Distinguer ces trois valeurs aide à choisir le temps approprié dans un récit. Au plus-que-parfait, la valeur d’expérience devient « j’avais déjà fait du théâtre à cette époque », et au futur antérieur, le résultat accompli se projette : « j’aurai fait mes devoirs avant le dîner ».

« Avoir fait » dans le discours rapporté au passé
Quand on transpose un discours direct au discours indirect passé, « avoir fait » se transforme selon la concordance des temps. « Il m’a dit qu’il avait fait tout son possible » remplace « j’ai fait tout mon possible » du discours direct.
Cette bascule vers le plus-que-parfait dans le discours rapporté est signalée dans le Bon Usage (Grevisse et Goosse) comme une tendance consolidée du français contemporain. Elle s’impose dès que le verbe introducteur est au passé (« il a dit que », « elle m’a expliqué que »).
Au conditionnel passé, la forme prend une valeur hypothétique dans le discours rapporté : « Il a affirmé qu’il aurait fait mieux avec plus de temps. » Le locuteur ne rapporte plus un fait accompli, mais une hypothèse attribuée à quelqu’un d’autre.
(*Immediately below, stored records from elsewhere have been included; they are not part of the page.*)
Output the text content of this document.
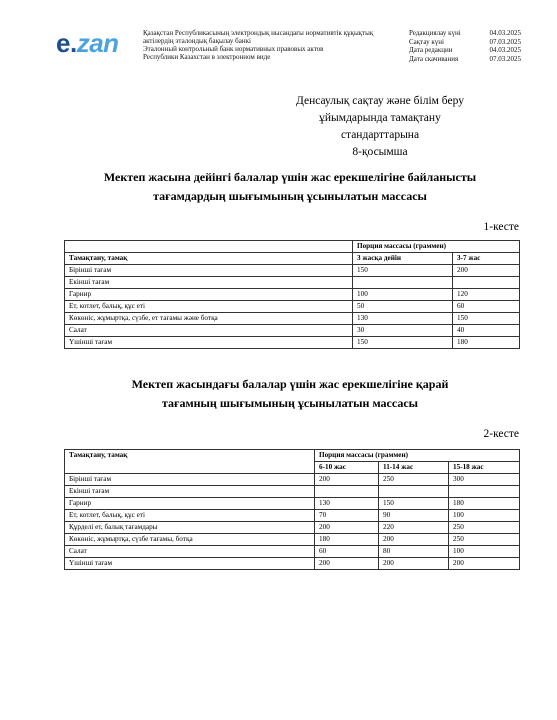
e.zan	Қазақстан Республикасының электрондық нысандағы нормативтік құқықтық
актілердің эталондық бақылау банкі
Эталонный контрольный банк нормативных правовых актов
Республики Казахстан в электронном виде
Редакциялау күні	04.03.2025
Сақтау күні	07.03.2025
Дата редакции	04.03.2025
Дата скачивания	07.03.2025
Денсаулық сақтау және білім беру
ұйымдарында тамақтану
стандарттарына
8-қосымша
Мектеп жасына дейінгі балалар үшін жас ерекшелігіне байланысты
тағамдардың шығымының ұсынылатын массасы
1-кесте
	Порция массасы (граммен)	
Тамақтану, тамақ	3 жасқа дейін	3-7 жас
Бірінші тағам	150	200
Екінші тағам		
Гарнир	100	120
Ет, котлет, балық, құс еті	50	60
Көкөніс, жұмыртқа, сүзбе, ет тағамы және ботқа	130	150
Салат	30	40
Үшінші тағам	150	180
Мектеп жасындағы балалар үшін жас ерекшелігіне қарай
тағамның шығымының ұсынылатын массасы
2-кесте
Тамақтану, тамақ	Порция массасы (граммен)		
	6-10 жас	11-14 жас	15-18 жас
Бірінші тағам	200	250	300
Екінші тағам			
Гарнир	130	150	180
Ет, котлет, балық, құс еті	70	90	100
Құрделі ет, балық тағамдары	200	220	250
Көкөніс, жұмыртқа, сүзбе тағамы, ботқа	180	200	250
Салат	60	80	100
Үшінші тағам	200	200	200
Confusions fréquentes entre « fais », « fait » et « faits »
La proximité phonétique entre ces formes génère des erreurs récurrentes à l’écrit.
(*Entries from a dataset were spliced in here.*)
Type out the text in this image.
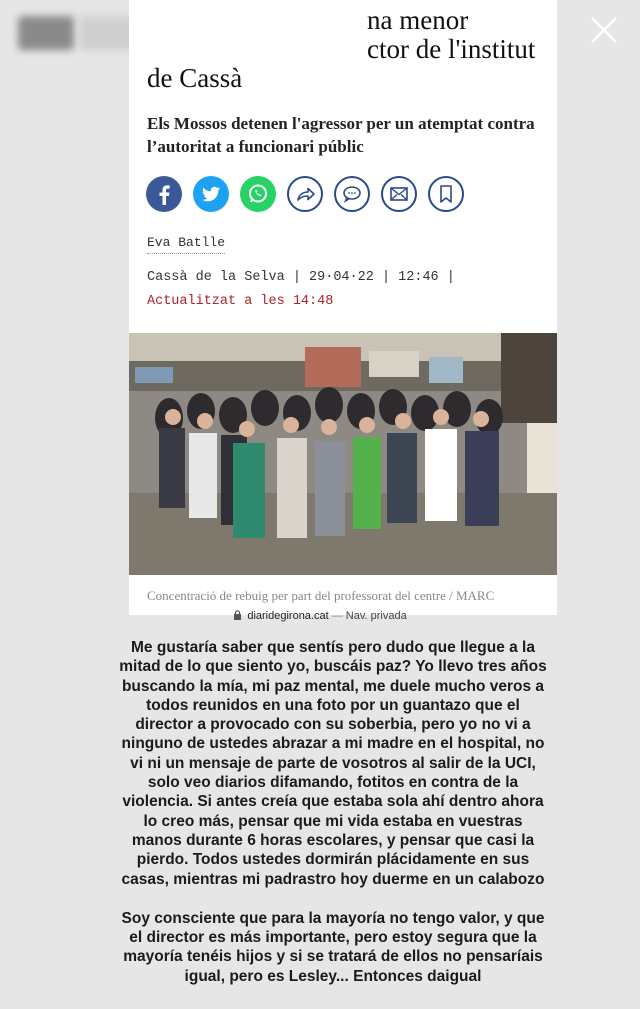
na menor
ctor de l'institut
de Cassà
Els Mossos detenen l'agressor per un atemptat contra l’autoritat a funcionari públic
Eva Batlle
Cassà de la Selva | 29·04·22 | 12:46 |
Actualitzat a les 14:48
Concentració de rebuig per part del professorat del centre / MARC
diaridegirona.cat — Nav. privada

Me gustaría saber que sentís pero dudo que llegue a la mitad de lo que siento yo, buscáis paz? Yo llevo tres años buscando la mía, mi paz mental, me duele mucho veros a todos reunidos en una foto por un guantazo que el director a provocado con su soberbia, pero yo no vi a ninguno de ustedes abrazar a mi madre en el hospital, no vi ni un mensaje de parte de vosotros al salir de la UCI, solo veo diarios difamando, fotitos en contra de la violencia. Si antes creía que estaba sola ahí dentro ahora lo creo más, pensar que mi vida estaba en vuestras manos durante 6 horas escolares, y pensar que casi la pierdo. Todos ustedes dormirán plácidamente en sus casas, mientras mi padrastro hoy duerme en un calabozo

Soy consciente que para la mayoría no tengo valor, y que el director es más importante, pero estoy segura que la mayoría tenéis hijos y si se tratará de ellos no pensaríais igual, pero es Lesley... Entonces daigual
- « Fais » (avec un -s) correspond à la première et à la deuxième personne du singulier au présent de l’indicatif ainsi qu’à l’impératif : « Je fais », « Tu fais », « Fais attention ».
- « Fait » (sans -s) fonctionne comme troisième personne du présent (« il fait beau »), comme participe passé masculin singulier (« j’ai fait ») et comme nom masculin singulier (« un fait divers »).
- « Faits » (avec -ts) est le pluriel du nom (« les faits sont là ») ou le participe passé accordé au masculin pluriel quand il est employé sans infinitif (« les gâteaux qu’il a faits »).
La distinction repose sur l’analyse grammaticale de la phrase : identifier si « fait » est un verbe conjugué, un participe passé ou un nom permet de trancher.
Le verbe « faire » appartient au troisième groupe, ce qui explique ses formes irrégulières (« nous faisons » avec le radical « fais- », « vous faites » et non « vous faisez »). Ces irrégularités, héritées du latin facere, touchent surtout le présent de l’indicatif et le subjonctif.
Aux temps composés, la difficulté se concentre sur l’accord du participe passé. La règle d’invariabilité devant un infinitif reste le point le plus discriminant pour écrire correctement « avoir fait » dans tous les contextes.